The Parameter You’re Missing: Seed (When Available)
Temperature and top-p control randomness within bounds. If you need true reproducibility—same output every single time—some APIs support seed (OpenAI with GPT-4o and later models, Anthropic with Claude Sonnet 4 and later).
A seed doesn’t guarantee identical output across model versions, but it guarantees identical output for the same model version and parameters. If you’re building a system where output variance breaks downstream processes, seed + temperature 0.3 is your move.

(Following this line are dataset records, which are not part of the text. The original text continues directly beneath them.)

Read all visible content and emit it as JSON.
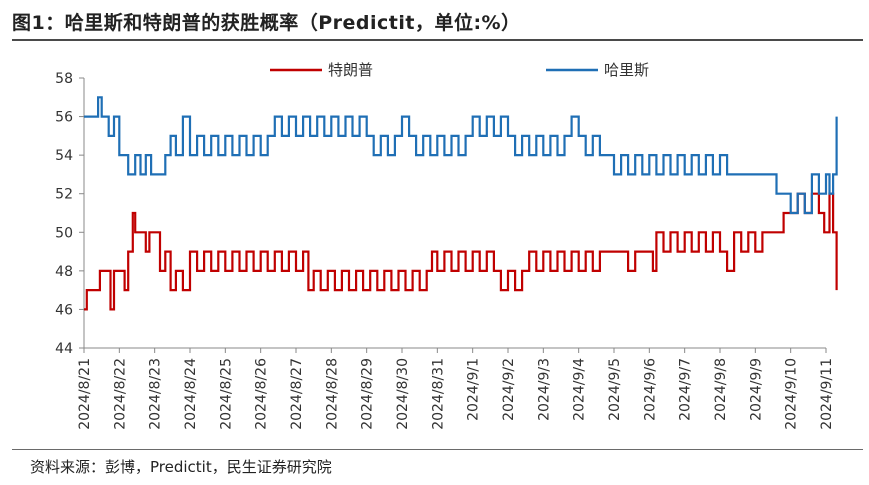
{
  "title": "图1：哈里斯和特朗普的获胜概率（Predictit，单位:%）",
  "source": "资料来源：彭博，Predictit，民生证券研究院",
  "chart_data": {
    "type": "line",
    "ylim": [
      44,
      58
    ],
    "yticks": [
      44,
      46,
      48,
      50,
      52,
      54,
      56,
      58
    ],
    "xlim": [
      0,
      21
    ],
    "categories": [
      "2024/8/21",
      "2024/8/22",
      "2024/8/23",
      "2024/8/24",
      "2024/8/25",
      "2024/8/26",
      "2024/8/27",
      "2024/8/28",
      "2024/8/29",
      "2024/8/30",
      "2024/8/31",
      "2024/9/1",
      "2024/9/2",
      "2024/9/3",
      "2024/9/4",
      "2024/9/5",
      "2024/9/6",
      "2024/9/7",
      "2024/9/8",
      "2024/9/9",
      "2024/9/10",
      "2024/9/11"
    ],
    "legend_position": "top-center",
    "grid": false,
    "series": [
      {
        "name": "特朗普",
        "color": "#c00000",
        "points": [
          [
            0,
            46
          ],
          [
            0.08,
            47
          ],
          [
            0.35,
            47
          ],
          [
            0.45,
            48
          ],
          [
            0.7,
            48
          ],
          [
            0.75,
            46
          ],
          [
            0.85,
            48
          ],
          [
            1.1,
            48
          ],
          [
            1.15,
            47
          ],
          [
            1.25,
            49
          ],
          [
            1.38,
            51
          ],
          [
            1.45,
            50
          ],
          [
            1.7,
            50
          ],
          [
            1.75,
            49
          ],
          [
            1.85,
            50
          ],
          [
            2.05,
            50
          ],
          [
            2.15,
            48
          ],
          [
            2.3,
            49
          ],
          [
            2.45,
            47
          ],
          [
            2.6,
            48
          ],
          [
            2.8,
            47
          ],
          [
            3.0,
            49
          ],
          [
            3.2,
            48
          ],
          [
            3.4,
            49
          ],
          [
            3.6,
            48
          ],
          [
            3.8,
            49
          ],
          [
            4.0,
            48
          ],
          [
            4.2,
            49
          ],
          [
            4.4,
            48
          ],
          [
            4.6,
            49
          ],
          [
            4.8,
            48
          ],
          [
            5.0,
            49
          ],
          [
            5.2,
            48
          ],
          [
            5.4,
            49
          ],
          [
            5.6,
            48
          ],
          [
            5.8,
            49
          ],
          [
            6.0,
            48
          ],
          [
            6.2,
            49
          ],
          [
            6.35,
            47
          ],
          [
            6.5,
            48
          ],
          [
            6.7,
            47
          ],
          [
            6.9,
            48
          ],
          [
            7.1,
            47
          ],
          [
            7.3,
            48
          ],
          [
            7.5,
            47
          ],
          [
            7.7,
            48
          ],
          [
            7.9,
            47
          ],
          [
            8.1,
            48
          ],
          [
            8.3,
            47
          ],
          [
            8.5,
            48
          ],
          [
            8.7,
            47
          ],
          [
            8.9,
            48
          ],
          [
            9.1,
            47
          ],
          [
            9.3,
            48
          ],
          [
            9.5,
            47
          ],
          [
            9.7,
            48
          ],
          [
            9.85,
            49
          ],
          [
            10.0,
            48
          ],
          [
            10.2,
            49
          ],
          [
            10.4,
            48
          ],
          [
            10.6,
            49
          ],
          [
            10.8,
            48
          ],
          [
            11.0,
            49
          ],
          [
            11.2,
            48
          ],
          [
            11.4,
            49
          ],
          [
            11.6,
            48
          ],
          [
            11.8,
            47
          ],
          [
            12.0,
            48
          ],
          [
            12.2,
            47
          ],
          [
            12.4,
            48
          ],
          [
            12.6,
            49
          ],
          [
            12.8,
            48
          ],
          [
            13.0,
            49
          ],
          [
            13.2,
            48
          ],
          [
            13.4,
            49
          ],
          [
            13.6,
            48
          ],
          [
            13.8,
            49
          ],
          [
            14.0,
            48
          ],
          [
            14.2,
            49
          ],
          [
            14.4,
            48
          ],
          [
            14.6,
            49
          ],
          [
            14.8,
            49
          ],
          [
            15.0,
            49
          ],
          [
            15.2,
            49
          ],
          [
            15.4,
            48
          ],
          [
            15.6,
            49
          ],
          [
            15.8,
            49
          ],
          [
            16.0,
            49
          ],
          [
            16.1,
            48
          ],
          [
            16.2,
            50
          ],
          [
            16.4,
            49
          ],
          [
            16.6,
            50
          ],
          [
            16.8,
            49
          ],
          [
            17.0,
            50
          ],
          [
            17.2,
            49
          ],
          [
            17.4,
            50
          ],
          [
            17.6,
            49
          ],
          [
            17.8,
            50
          ],
          [
            18.0,
            49
          ],
          [
            18.2,
            48
          ],
          [
            18.4,
            50
          ],
          [
            18.6,
            49
          ],
          [
            18.8,
            50
          ],
          [
            19.0,
            49
          ],
          [
            19.2,
            50
          ],
          [
            19.4,
            50
          ],
          [
            19.6,
            50
          ],
          [
            19.8,
            51
          ],
          [
            20.0,
            51
          ],
          [
            20.2,
            52
          ],
          [
            20.4,
            51
          ],
          [
            20.6,
            52
          ],
          [
            20.8,
            51
          ],
          [
            20.95,
            50
          ],
          [
            21.1,
            52
          ],
          [
            21.2,
            50
          ],
          [
            21.3,
            47
          ]
        ]
      },
      {
        "name": "哈里斯",
        "color": "#1f6fb5",
        "points": [
          [
            0,
            56
          ],
          [
            0.35,
            56
          ],
          [
            0.4,
            57
          ],
          [
            0.5,
            56
          ],
          [
            0.7,
            55
          ],
          [
            0.85,
            56
          ],
          [
            1.0,
            54
          ],
          [
            1.1,
            54
          ],
          [
            1.25,
            53
          ],
          [
            1.45,
            54
          ],
          [
            1.6,
            53
          ],
          [
            1.75,
            54
          ],
          [
            1.9,
            53
          ],
          [
            2.1,
            53
          ],
          [
            2.3,
            54
          ],
          [
            2.45,
            55
          ],
          [
            2.6,
            54
          ],
          [
            2.8,
            56
          ],
          [
            3.0,
            54
          ],
          [
            3.2,
            55
          ],
          [
            3.4,
            54
          ],
          [
            3.6,
            55
          ],
          [
            3.8,
            54
          ],
          [
            4.0,
            55
          ],
          [
            4.2,
            54
          ],
          [
            4.4,
            55
          ],
          [
            4.6,
            54
          ],
          [
            4.8,
            55
          ],
          [
            5.0,
            54
          ],
          [
            5.2,
            55
          ],
          [
            5.4,
            56
          ],
          [
            5.6,
            55
          ],
          [
            5.8,
            56
          ],
          [
            6.0,
            55
          ],
          [
            6.2,
            56
          ],
          [
            6.4,
            55
          ],
          [
            6.6,
            56
          ],
          [
            6.8,
            55
          ],
          [
            7.0,
            56
          ],
          [
            7.2,
            55
          ],
          [
            7.4,
            56
          ],
          [
            7.6,
            55
          ],
          [
            7.8,
            56
          ],
          [
            8.0,
            55
          ],
          [
            8.2,
            54
          ],
          [
            8.4,
            55
          ],
          [
            8.6,
            54
          ],
          [
            8.8,
            55
          ],
          [
            9.0,
            56
          ],
          [
            9.2,
            55
          ],
          [
            9.4,
            54
          ],
          [
            9.6,
            55
          ],
          [
            9.8,
            54
          ],
          [
            10.0,
            55
          ],
          [
            10.2,
            54
          ],
          [
            10.4,
            55
          ],
          [
            10.6,
            54
          ],
          [
            10.8,
            55
          ],
          [
            11.0,
            56
          ],
          [
            11.2,
            55
          ],
          [
            11.4,
            56
          ],
          [
            11.6,
            55
          ],
          [
            11.8,
            56
          ],
          [
            12.0,
            55
          ],
          [
            12.2,
            54
          ],
          [
            12.4,
            55
          ],
          [
            12.6,
            54
          ],
          [
            12.8,
            55
          ],
          [
            13.0,
            54
          ],
          [
            13.2,
            55
          ],
          [
            13.4,
            54
          ],
          [
            13.6,
            55
          ],
          [
            13.8,
            56
          ],
          [
            14.0,
            55
          ],
          [
            14.2,
            54
          ],
          [
            14.4,
            55
          ],
          [
            14.6,
            54
          ],
          [
            14.8,
            54
          ],
          [
            15.0,
            53
          ],
          [
            15.2,
            54
          ],
          [
            15.4,
            53
          ],
          [
            15.6,
            54
          ],
          [
            15.8,
            53
          ],
          [
            16.0,
            54
          ],
          [
            16.2,
            53
          ],
          [
            16.4,
            54
          ],
          [
            16.6,
            53
          ],
          [
            16.8,
            54
          ],
          [
            17.0,
            53
          ],
          [
            17.2,
            54
          ],
          [
            17.4,
            53
          ],
          [
            17.6,
            54
          ],
          [
            17.8,
            53
          ],
          [
            18.0,
            54
          ],
          [
            18.2,
            53
          ],
          [
            18.4,
            53
          ],
          [
            18.6,
            53
          ],
          [
            18.8,
            53
          ],
          [
            19.0,
            53
          ],
          [
            19.2,
            53
          ],
          [
            19.4,
            53
          ],
          [
            19.6,
            52
          ],
          [
            19.8,
            52
          ],
          [
            20.0,
            51
          ],
          [
            20.2,
            52
          ],
          [
            20.4,
            51
          ],
          [
            20.6,
            53
          ],
          [
            20.8,
            52
          ],
          [
            21.0,
            53
          ],
          [
            21.1,
            52
          ],
          [
            21.2,
            53
          ],
          [
            21.3,
            56
          ]
        ]
      }
    ]
  }
}
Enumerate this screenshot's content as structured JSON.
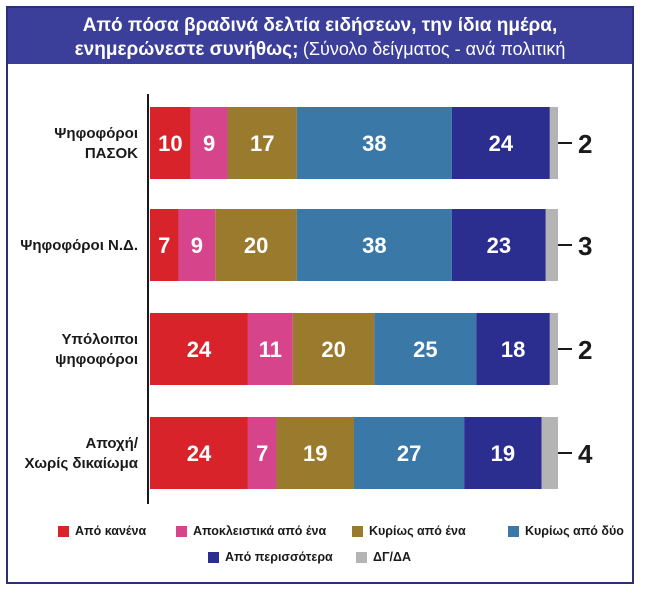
{
  "title": {
    "bold": "Από πόσα βραδινά δελτία ειδήσεων, την ίδια ημέρα, ενημερώνεστε συνήθως;",
    "sub": "(Σύνολο δείγματος - ανά πολιτική συμπεριφορά)"
  },
  "colors": {
    "Από κανένα": "#d8232a",
    "Αποκλειστικά από ένα": "#d6458c",
    "Κυρίως από ένα": "#9a7a2c",
    "Κυρίως από δύο": "#3a78a8",
    "Από περισσότερα": "#2c2e8f",
    "ΔΓ/ΔΑ": "#b4b4b4"
  },
  "chart_data": {
    "type": "bar",
    "orientation": "horizontal",
    "stacked": true,
    "unit": "%",
    "categories": [
      [
        "Ψηφοφόροι",
        "ΠΑΣΟΚ"
      ],
      [
        "Ψηφοφόροι Ν.Δ."
      ],
      [
        "Υπόλοιποι",
        "ψηφοφόροι"
      ],
      [
        "Αποχή/",
        "Χωρίς δικαίωμα"
      ]
    ],
    "series": [
      {
        "name": "Από κανένα",
        "values": [
          10,
          7,
          24,
          24
        ]
      },
      {
        "name": "Αποκλειστικά από ένα",
        "values": [
          9,
          9,
          11,
          7
        ]
      },
      {
        "name": "Κυρίως από ένα",
        "values": [
          17,
          20,
          20,
          19
        ]
      },
      {
        "name": "Κυρίως από δύο",
        "values": [
          38,
          38,
          25,
          27
        ]
      },
      {
        "name": "Από περισσότερα",
        "values": [
          24,
          23,
          18,
          19
        ]
      },
      {
        "name": "ΔΓ/ΔΑ",
        "values": [
          2,
          3,
          2,
          4
        ]
      }
    ],
    "legend_position": "bottom"
  }
}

Starting Point: One Action Today
Pick one production system you’re running. Log into your API dashboard and check what temperature and top-p you’re currently using. If they’re set to the API defaults and you’re seeing unexpected variance, change them to 0.3 and 0.9 respectively for your next 100 requests. Measure consistency. If it’s still inconsistent, lower temperature to 0. If it becomes too repetitive, raise top-p to 0.95 and try again.
Don’t tune everything at once. Change one parameter, measure, repeat. In a week you’ll know what works for your specific use case—not theory, fact.